Insider trading is the purchase or sale of a security while in possession of material, non-public information (MNPI) in breach of a duty of trust or confidence.
Two theories of liability:
1. Classical theory: A corporate insider (officer, director, employee) who trades in the issuer's securities while possessing MNPI violates a duty to shareholders. 2. Misappropriation theory: An outsider who misappropriates MNPI from a source (employer, client) in breach of a duty of trust also violates insider trading rules — even without a duty to the company whose stock is traded.
Tipper-tippee liability: - Tipper: An insider who discloses MNPI for a personal benefit (pecuniary or reputational) is liable. - Tippee: The person who receives the tip is liable only if they knew (or should have known) the tipper breached a duty.

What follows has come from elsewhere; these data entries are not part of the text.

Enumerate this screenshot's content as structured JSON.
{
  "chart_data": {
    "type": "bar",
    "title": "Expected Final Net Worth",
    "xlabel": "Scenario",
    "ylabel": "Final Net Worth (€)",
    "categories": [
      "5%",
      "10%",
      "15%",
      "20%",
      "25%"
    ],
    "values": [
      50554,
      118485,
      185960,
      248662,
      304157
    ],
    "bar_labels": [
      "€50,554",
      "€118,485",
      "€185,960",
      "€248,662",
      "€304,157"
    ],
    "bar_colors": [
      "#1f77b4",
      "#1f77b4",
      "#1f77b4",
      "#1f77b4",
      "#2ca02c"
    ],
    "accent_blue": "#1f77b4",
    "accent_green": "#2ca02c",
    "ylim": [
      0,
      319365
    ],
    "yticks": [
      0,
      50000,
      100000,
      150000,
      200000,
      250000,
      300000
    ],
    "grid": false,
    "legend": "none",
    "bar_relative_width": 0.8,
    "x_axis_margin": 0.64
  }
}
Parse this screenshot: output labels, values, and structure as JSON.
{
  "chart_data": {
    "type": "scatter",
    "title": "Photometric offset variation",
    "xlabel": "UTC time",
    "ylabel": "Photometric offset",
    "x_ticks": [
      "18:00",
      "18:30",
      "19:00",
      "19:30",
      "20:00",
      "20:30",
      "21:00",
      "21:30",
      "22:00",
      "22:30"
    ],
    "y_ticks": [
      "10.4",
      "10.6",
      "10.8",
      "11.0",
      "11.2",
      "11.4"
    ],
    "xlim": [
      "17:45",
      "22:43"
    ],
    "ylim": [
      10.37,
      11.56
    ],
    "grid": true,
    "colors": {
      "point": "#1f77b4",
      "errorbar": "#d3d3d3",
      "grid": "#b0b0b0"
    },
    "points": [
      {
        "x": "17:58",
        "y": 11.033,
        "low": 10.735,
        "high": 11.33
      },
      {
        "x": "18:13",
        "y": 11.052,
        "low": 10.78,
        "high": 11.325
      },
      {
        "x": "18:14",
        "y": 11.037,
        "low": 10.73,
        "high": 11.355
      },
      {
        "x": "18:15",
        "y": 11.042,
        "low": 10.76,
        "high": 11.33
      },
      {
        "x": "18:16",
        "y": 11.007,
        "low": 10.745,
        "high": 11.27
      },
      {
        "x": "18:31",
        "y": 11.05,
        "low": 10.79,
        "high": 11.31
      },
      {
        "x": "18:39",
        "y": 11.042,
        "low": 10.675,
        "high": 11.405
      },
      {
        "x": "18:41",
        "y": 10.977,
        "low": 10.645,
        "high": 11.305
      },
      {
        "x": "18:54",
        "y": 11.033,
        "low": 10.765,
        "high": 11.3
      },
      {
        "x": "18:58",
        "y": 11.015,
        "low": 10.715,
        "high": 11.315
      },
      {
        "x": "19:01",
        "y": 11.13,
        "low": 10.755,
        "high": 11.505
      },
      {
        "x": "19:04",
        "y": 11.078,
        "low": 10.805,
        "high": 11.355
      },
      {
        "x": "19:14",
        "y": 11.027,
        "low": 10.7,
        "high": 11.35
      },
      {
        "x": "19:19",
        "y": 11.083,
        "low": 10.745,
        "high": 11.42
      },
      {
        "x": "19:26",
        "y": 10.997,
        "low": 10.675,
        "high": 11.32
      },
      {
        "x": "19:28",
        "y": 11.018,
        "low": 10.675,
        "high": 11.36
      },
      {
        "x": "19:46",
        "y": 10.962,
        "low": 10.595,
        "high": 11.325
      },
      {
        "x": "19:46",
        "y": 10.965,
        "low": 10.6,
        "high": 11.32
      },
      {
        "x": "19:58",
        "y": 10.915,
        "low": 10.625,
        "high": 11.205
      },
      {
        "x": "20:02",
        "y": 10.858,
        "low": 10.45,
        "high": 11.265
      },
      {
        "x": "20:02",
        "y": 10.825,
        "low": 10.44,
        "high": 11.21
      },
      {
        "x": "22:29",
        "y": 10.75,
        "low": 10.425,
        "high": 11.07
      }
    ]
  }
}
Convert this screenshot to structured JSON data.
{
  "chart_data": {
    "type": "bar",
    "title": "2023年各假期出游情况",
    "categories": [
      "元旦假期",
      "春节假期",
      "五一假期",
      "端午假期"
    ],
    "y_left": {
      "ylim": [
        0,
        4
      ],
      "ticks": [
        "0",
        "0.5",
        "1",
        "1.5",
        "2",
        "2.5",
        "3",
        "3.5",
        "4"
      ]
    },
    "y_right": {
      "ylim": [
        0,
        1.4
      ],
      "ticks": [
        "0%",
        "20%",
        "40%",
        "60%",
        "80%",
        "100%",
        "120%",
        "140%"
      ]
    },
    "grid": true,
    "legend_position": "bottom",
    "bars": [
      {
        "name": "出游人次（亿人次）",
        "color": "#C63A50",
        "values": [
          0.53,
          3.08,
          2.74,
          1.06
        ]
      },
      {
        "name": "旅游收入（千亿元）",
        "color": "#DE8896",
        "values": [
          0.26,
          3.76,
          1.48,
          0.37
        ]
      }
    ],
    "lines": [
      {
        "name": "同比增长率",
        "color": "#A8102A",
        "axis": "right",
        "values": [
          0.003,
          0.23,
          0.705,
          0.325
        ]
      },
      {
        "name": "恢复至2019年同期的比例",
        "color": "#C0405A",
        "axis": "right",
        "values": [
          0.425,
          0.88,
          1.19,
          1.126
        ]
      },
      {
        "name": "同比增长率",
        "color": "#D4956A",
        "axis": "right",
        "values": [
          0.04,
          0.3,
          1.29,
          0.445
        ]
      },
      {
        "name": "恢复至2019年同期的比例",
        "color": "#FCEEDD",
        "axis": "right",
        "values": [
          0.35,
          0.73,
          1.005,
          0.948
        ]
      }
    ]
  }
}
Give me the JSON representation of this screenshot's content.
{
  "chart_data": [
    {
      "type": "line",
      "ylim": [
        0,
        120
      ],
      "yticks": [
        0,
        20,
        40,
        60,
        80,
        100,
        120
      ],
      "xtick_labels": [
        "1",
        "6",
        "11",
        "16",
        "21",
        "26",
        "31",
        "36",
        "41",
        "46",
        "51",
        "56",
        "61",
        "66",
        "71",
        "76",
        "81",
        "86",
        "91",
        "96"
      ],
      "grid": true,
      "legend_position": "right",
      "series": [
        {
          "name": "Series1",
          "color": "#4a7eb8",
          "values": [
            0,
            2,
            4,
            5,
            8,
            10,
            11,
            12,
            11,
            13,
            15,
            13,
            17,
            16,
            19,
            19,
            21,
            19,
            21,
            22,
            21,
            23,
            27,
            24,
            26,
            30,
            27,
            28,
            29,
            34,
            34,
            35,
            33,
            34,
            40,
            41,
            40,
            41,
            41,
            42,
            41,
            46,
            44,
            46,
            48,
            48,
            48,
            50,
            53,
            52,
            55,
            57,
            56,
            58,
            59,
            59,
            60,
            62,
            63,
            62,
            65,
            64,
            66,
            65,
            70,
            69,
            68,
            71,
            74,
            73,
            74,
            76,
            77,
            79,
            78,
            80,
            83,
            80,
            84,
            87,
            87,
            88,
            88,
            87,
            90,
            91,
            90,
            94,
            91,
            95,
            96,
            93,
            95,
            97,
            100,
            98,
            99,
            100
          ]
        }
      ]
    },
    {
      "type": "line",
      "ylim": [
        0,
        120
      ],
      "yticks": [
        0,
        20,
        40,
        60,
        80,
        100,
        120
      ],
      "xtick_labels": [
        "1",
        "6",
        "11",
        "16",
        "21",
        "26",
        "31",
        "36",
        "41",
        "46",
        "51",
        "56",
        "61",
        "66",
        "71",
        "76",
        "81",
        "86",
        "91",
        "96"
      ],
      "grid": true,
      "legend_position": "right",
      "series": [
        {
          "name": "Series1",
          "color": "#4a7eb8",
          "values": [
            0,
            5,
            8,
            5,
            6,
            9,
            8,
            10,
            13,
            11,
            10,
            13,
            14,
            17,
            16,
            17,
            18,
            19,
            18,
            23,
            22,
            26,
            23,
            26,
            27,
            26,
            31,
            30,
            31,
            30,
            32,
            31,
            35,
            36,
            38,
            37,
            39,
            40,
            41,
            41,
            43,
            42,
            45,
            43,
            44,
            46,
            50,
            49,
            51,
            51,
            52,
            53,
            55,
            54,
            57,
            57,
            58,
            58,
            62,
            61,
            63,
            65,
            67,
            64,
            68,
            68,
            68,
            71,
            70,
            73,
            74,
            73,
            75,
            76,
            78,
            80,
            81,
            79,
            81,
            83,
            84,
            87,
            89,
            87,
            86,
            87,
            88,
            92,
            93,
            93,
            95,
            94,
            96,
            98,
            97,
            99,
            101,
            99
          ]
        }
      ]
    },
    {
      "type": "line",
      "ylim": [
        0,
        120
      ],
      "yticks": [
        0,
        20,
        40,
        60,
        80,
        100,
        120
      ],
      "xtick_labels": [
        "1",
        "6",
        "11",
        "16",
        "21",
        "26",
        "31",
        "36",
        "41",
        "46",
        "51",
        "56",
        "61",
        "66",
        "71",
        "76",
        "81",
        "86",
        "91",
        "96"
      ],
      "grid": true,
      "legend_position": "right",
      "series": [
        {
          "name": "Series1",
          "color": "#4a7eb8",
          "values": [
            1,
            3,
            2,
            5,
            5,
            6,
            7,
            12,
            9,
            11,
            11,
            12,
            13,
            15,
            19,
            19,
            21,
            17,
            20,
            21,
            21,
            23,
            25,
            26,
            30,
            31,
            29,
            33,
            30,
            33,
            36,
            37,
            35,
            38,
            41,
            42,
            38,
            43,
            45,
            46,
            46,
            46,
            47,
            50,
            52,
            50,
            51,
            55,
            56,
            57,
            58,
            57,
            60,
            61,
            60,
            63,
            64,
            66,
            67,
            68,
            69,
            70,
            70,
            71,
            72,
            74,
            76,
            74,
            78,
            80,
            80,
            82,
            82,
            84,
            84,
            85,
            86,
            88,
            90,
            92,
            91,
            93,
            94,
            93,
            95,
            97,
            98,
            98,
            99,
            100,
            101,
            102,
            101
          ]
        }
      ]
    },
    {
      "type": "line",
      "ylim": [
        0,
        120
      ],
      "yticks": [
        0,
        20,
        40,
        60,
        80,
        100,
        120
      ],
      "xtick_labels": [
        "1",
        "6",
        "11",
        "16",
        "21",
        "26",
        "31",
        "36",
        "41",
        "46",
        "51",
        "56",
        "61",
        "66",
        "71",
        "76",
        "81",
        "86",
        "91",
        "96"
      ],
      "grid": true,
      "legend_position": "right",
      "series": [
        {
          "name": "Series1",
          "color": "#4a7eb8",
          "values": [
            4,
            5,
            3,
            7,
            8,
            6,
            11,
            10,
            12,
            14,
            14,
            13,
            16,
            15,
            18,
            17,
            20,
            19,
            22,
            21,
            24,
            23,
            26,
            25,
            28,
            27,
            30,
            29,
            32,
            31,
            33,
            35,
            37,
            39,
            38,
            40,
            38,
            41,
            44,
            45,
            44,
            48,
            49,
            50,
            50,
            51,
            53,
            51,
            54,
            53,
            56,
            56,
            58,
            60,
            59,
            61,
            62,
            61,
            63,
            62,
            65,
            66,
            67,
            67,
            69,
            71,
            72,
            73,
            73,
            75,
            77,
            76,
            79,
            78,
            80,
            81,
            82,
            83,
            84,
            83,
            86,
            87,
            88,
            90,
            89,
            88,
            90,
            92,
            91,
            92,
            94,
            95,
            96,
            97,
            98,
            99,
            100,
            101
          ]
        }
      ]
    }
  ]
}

Key SEC rules: - Rule 10b-5: The primary anti-fraud rule; prohibits fraud, misrepresentation, and material omissions in connection with securities transactions. - Rule 10b5-1 plans: Allow insiders to pre-schedule trades under a written plan established when not in possession of MNPI. - Rule 14e-3: Prohibits trading on information about tender offers before announcement.
Penalties: Civil: up to 3× the profit gained/loss avoided + disgorgement. Criminal: up to $5M fines and 20 years imprisonment per violation.
> Exam tip: "Material" = information a reasonable investor would consider significant; "non-public" = not yet available to the general public. Pre-scheduled Rule 10b5-1 plans are an affirmative defense.